Im Dezember '98 fiel Martins Erkrankung zum ersten mal auf. Seine Mutter hatte gehofft, es seien bloß Drogen im Spiel. Bloß Drogen – das kam ihr nicht so schlimm vor wie eine psychische Erkrankung. Dabei wusste sie damals noch gar nicht, wie schwer es psychisch kranke Kinder und Jugendliche in Deutschland haben. Denn hierzulande herrscht der Notstand in der Kinder und Jugendpsychiatrie. Jedes fünfte Schulkind ist in Deutschland verhaltensaufällig. Aber kaum ein Kind wird psychotherapeutisch behandelt. Das belegt eine Studie der Universität Köln. Es gibt einfach zu wenig Kinder– und Jugendpsychiater. Europaweit liegt Deutschland damit an drittletzter Stelle. Auf 22.800 Kinder- und Jugendliche unter 20 Jahren kommt nur ein Kinder- und Jugendpsychiater. Zum Vergleich: In Schweden beträgt das Verhältnis 1 zu 6000, in Frankreich 1 zu 7700. Dabei ist das Interesse der jungen Mediziner an dem Fach Kinderpsychiatrie durchaus vorhanden, wie Prof. Gerd Lehmkuhl weiß. Er ist Direktor der Kinder- und Jugendpsychiatrie der Universitätsklinik Köln:
Ich könnte eine ganze Reihe von jungen Kollegen einstellen, wenn die Stellen vorhanden wären. Das heißt unsere nicht sehr vielen Kliniken haben eben auch nur einen begrenzten Personalschlüssel und von daher ist eben auch der Nachwuchs begrenzt.
Wenn schon an den Kliniken Stellen fehlen, dann können auch nicht genug Fachärzte für Kinder- und Jungendpsychiatrie ausgebildet werden. Und die fehlen dann eben auch im niedergelassenen Bereich. Oft muss deshalb der Hausarzt einspringen. Die Kölner Studie zeigt allerdings, dass für die Hausärzte allzu oft die körperlichen Symptome im Vordergrund stehen. Bei Essstörungen beispielsweise, wird die notwendige Psychotherapie erst mal nicht verordnet. Dabei können viele psychischen Erkrankungen in einem frühen Stadium noch erfolgreich behandelt werden. Aber leider muss es oft erst zur Katastrophe kommen, damit endlich etwas passiert.
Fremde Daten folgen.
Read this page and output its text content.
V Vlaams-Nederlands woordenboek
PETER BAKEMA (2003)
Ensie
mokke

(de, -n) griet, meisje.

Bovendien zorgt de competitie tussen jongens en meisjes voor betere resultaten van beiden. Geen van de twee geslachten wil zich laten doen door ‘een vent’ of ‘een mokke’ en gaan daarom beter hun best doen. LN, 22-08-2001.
Nach den Ferien. ... da bin ich noch eine Zeitlang normal geworden. Und dann bin ich zusammengeschlagen worden von einer Gruppe Skinheads. ...Und ab dem Zeitpunkt war wirklich total Ende mit mir, da bin ich total durchgedreht.
Total durchgedreht – da blieb für Martin nur ein Ausweg: Die geschlossene Abteilung der Kinder- und Jugendpsychiatrie des Landeskrankenhauses Bonn. Dort endlich fand er die Behandlung, die er brauchte. Für seine Mutter war das alles ein Schock. Psychisch Krank – das ist in Deutschland immer noch ein Stigma. Gerd Lehmkuhl:
Das mag auch zum Teil daran liegen, dass diese Kinder Außenseiter sind. Und deswegen nicht immer im Interesse stehen. Und die Nöte und die Sorgen der Betroffenen auch von den Beteiligten selber eher auch verheimlicht werden und zurückgehalten werden. Das heißt man spricht ungern darüber, ist eher auch gehemmt mit seinen Schwierigkeiten an die Öffentlichkeit zu gehen, für das gesamte Gebiet psychische Belastungen von Kindern, gibt es leider keine gute Lobby und auch keine öffentliche Meinung dazu.
Ohne Lobby, keine Unterstützung. Und das gilt auch für die Ärzte, die diese Kinder behandeln. Sie sind auf die Hilfe von anderen Fachrichtungen angewiesen: Spieltherapeuten, Heilpädagogen und Sprach- und Psychotherapeuten - sie alle bilden in einer kinderpsychiatrischen Praxis ein Team. Studien haben belegt, dass durch diese Zusammenarbeit die Einweisungsquote in psychiatrische Kliniken von 10 auf unter ein Prozent gesenkt werden kann. Trotzdem ist so ein Therapeutenteam in vielen Praxen einfach nicht finanzierbar. Letztendlich geht das alles zu Lasten der Kinder, die schließlich irgendwann erwachsen werden. Martin hatte Glück und ist in einer therapeutischen Wohngruppe untergekommen. Seine manische Depression hat er mittlerweile im Griff:
Das ist nichts wofür man sich schämen muss. Das ist nichts wofür irgendjemand einem Druck machen kann. Die Gesellschaft wird es zwar immer wieder versuchen den Jugendlichen einfach nur als verrückt abzustellen aber das ist einfach zu simpel aber das ist für die heutige Zeit einfach nicht mehr modern. Das geht nicht mehr, finde ich.